The first work in Hassan Khan’s exhibition at MMK 3 was viewable from the outside. It comprised two heads cut from light filters and applied to the glass façade of the smallest of the three buildings that make up Frankfurt am Main’s Museum für Moderne Kunst. The heads face away from one another, pointing, in semi-profile: inward to the gallery, and outward towards the street. The work and show’s title, “Flow My Tears, the Policeman Said” (2015) – taken from the artist’s favourite Philip K. Dick novel – was written in vinyl and had also been applied twice to the window, facing inward and outward, directly above each head. Hassan Khan’s work has a tendency to implicate the viewer and here the passing pedestrian was granted the same privilege as the gallery-goer.

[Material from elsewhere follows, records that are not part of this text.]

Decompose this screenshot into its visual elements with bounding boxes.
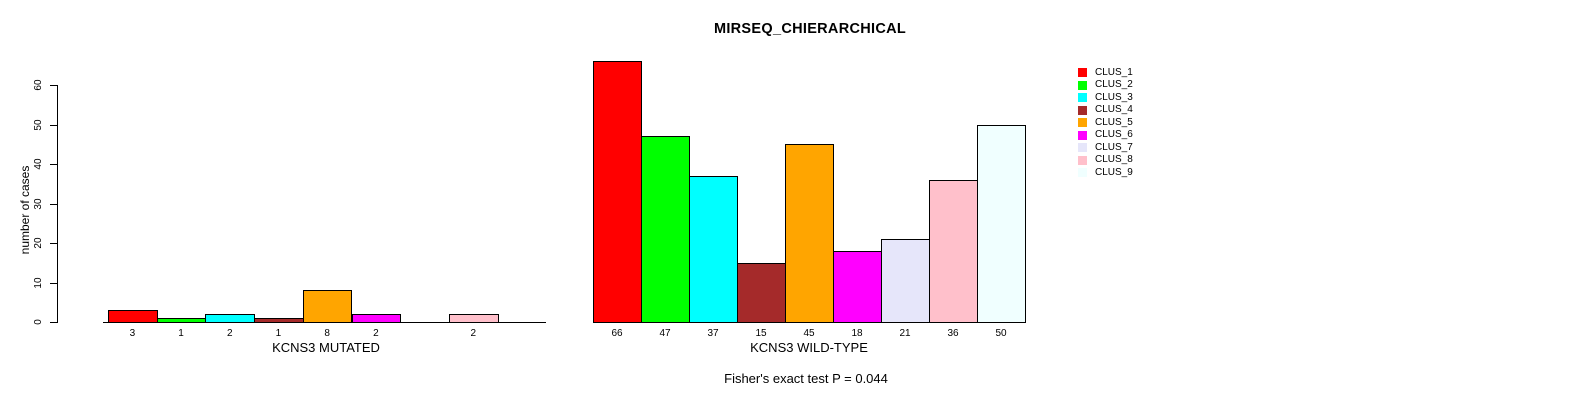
bar-value-label: 66	[611, 328, 623, 339]
y-axis-tick	[50, 243, 58, 244]
bar-mutated-clus_3	[205, 314, 256, 323]
bar-mutated-clus_5	[302, 290, 353, 323]
legend-label: CLUS_1	[1095, 66, 1133, 78]
y-axis-tick	[50, 282, 58, 284]
legend-label: CLUS_2	[1095, 79, 1133, 91]
legend-swatch	[1078, 80, 1087, 90]
legend-label: CLUS_7	[1095, 141, 1133, 153]
bar-wildtype-clus_6	[833, 250, 882, 323]
legend-label: CLUS_4	[1095, 104, 1133, 116]
bar-value-label: 50	[995, 328, 1007, 339]
bar-value-label: 15	[755, 328, 767, 339]
bar-value-label: 1	[275, 328, 282, 339]
x-axis-label-mutated: KCNS3 MUTATED	[272, 340, 380, 355]
legend-swatch	[1078, 130, 1087, 140]
legend-item: CLUS_7	[1078, 142, 1133, 154]
legend-swatch	[1078, 68, 1087, 77]
legend-label: CLUS_9	[1095, 166, 1133, 178]
y-tick-label: 30	[33, 197, 44, 210]
bar-mutated-clus_6	[351, 314, 402, 323]
legend-swatch	[1078, 105, 1087, 115]
bar-wildtype-clus_9	[977, 124, 1026, 323]
y-tick-label: 20	[33, 237, 44, 249]
legend-swatch	[1078, 118, 1087, 128]
legend-label: CLUS_5	[1095, 116, 1133, 128]
bar-value-label: 18	[851, 328, 863, 339]
legend-item: CLUS_9	[1078, 167, 1133, 179]
legend-item: CLUS_5	[1078, 117, 1133, 129]
y-tick-label: 60	[33, 79, 44, 91]
bar-wildtype-clus_4	[737, 262, 786, 323]
bar-value-label: 2	[226, 328, 233, 339]
y-axis-tick	[50, 164, 58, 165]
legend-label: CLUS_6	[1095, 129, 1133, 141]
legend-item: CLUS_4	[1078, 104, 1133, 116]
legend-label: CLUS_8	[1095, 154, 1133, 166]
y-tick-label: 40	[33, 158, 44, 170]
bar-mutated-clus_2	[156, 318, 207, 323]
y-axis-tick	[50, 322, 58, 323]
bar-wildtype-clus_3	[689, 175, 738, 323]
legend-swatch	[1078, 143, 1087, 153]
bar-wildtype-clus_5	[785, 144, 834, 323]
bar-value-label: 1	[178, 328, 184, 339]
fisher-test-annotation: Fisher's exact test P = 0.044	[724, 371, 888, 386]
y-axis-tick	[50, 124, 58, 126]
legend-swatch	[1078, 93, 1087, 103]
y-tick-label: 0	[33, 319, 44, 325]
bar-value-label: 37	[707, 328, 719, 339]
bar-value-label: 47	[659, 328, 671, 339]
bar-wildtype-clus_8	[929, 179, 978, 323]
bar-value-label: 21	[899, 328, 911, 339]
bar-wildtype-clus_2	[641, 136, 690, 323]
legend-label: CLUS_3	[1095, 91, 1133, 103]
bar-value-label: 2	[470, 328, 477, 339]
legend-item: CLUS_2	[1078, 79, 1133, 91]
legend-item: CLUS_8	[1078, 154, 1133, 166]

Inside “Flow My Tears…” a gripping sound work resonated across the show’s entire space. Live Ammunition! (2015) is a four-channel audio installation, a spell-binding rhythm of clapping, strings, and electronics that the Cairo-based artist described as ‘the beat of the show’. The next piece one encountered, LightShift (2015), was comprised of fluctuating coloured lights whose gentle pulse guided you up the dozen steps into MMK 3’s main hall. However the unfortunate placement of ticket inspectors at the top of the steps disrupted the careful, systematic logic of the exhibition.
MMK 3’s chapel-shaped gallery tends to give the works it houses an imperious quality, adding a near-tangible sense of theatricality to its exhibitions. Here the pronounced grandness of the work that filled the centre of the room mirrored its surroundings: a cluster of 13 glass sculptures, each raised from the ground on individual small wooden plinths, lit dramatically from above. The title, Abstract Music (2015), seemed deliberately off-kilter, shifting the material presence of the works into the realm of the cerebral. What do abstract music and glasswork have in common, other than the measured precision required to make both? The work then, became something else entirely, anchoring and defining the structural space of this show and challenging viewers to examine their own path through it.
A small projection shadowed this centrepiece. Studies for Structuralist Film no.2 (2013) is a 24-minute, black and white HD video in which a camera circles two people in an empty room. The video was rear-projected and a small alcove between the projector and screen allowed you to view the film from behind. It provided an arresting counterpoint: the degraded image quality viewed from the rear made it seem like you had stepped out of the exhibition and were watching a performance from the wings. Set off to the side of the room, the third work in the main space felt incongruous, creating an odd sense of balance to the display. The Double Face of Power (2015), a title that recalled the exhibition’s first work, is a three-panel wooden dressing screen. Each shows a different emblem comprised of white lines carved into a grey, green and red coloured background. Decorated only on the front side, the piece felt frustratingly incomplete, deliberately giving the viewer no reward for close examination.
Accompanying the show was a text written by Khan that took the form of an imaginary exhibition tour. Outlining the background to the works it resisted definition beyond its originating context. As did this exhibition. Khan wasn’t seeking to create a language for ideas with these works, nor to systematize a process of thought. Instead, his hand gently conducted the passage of the viewer through the show, maintaining a uniform tempo throughout. That’s when this exhibition revealed its internal logic: as a performance in which you are inextricably involved.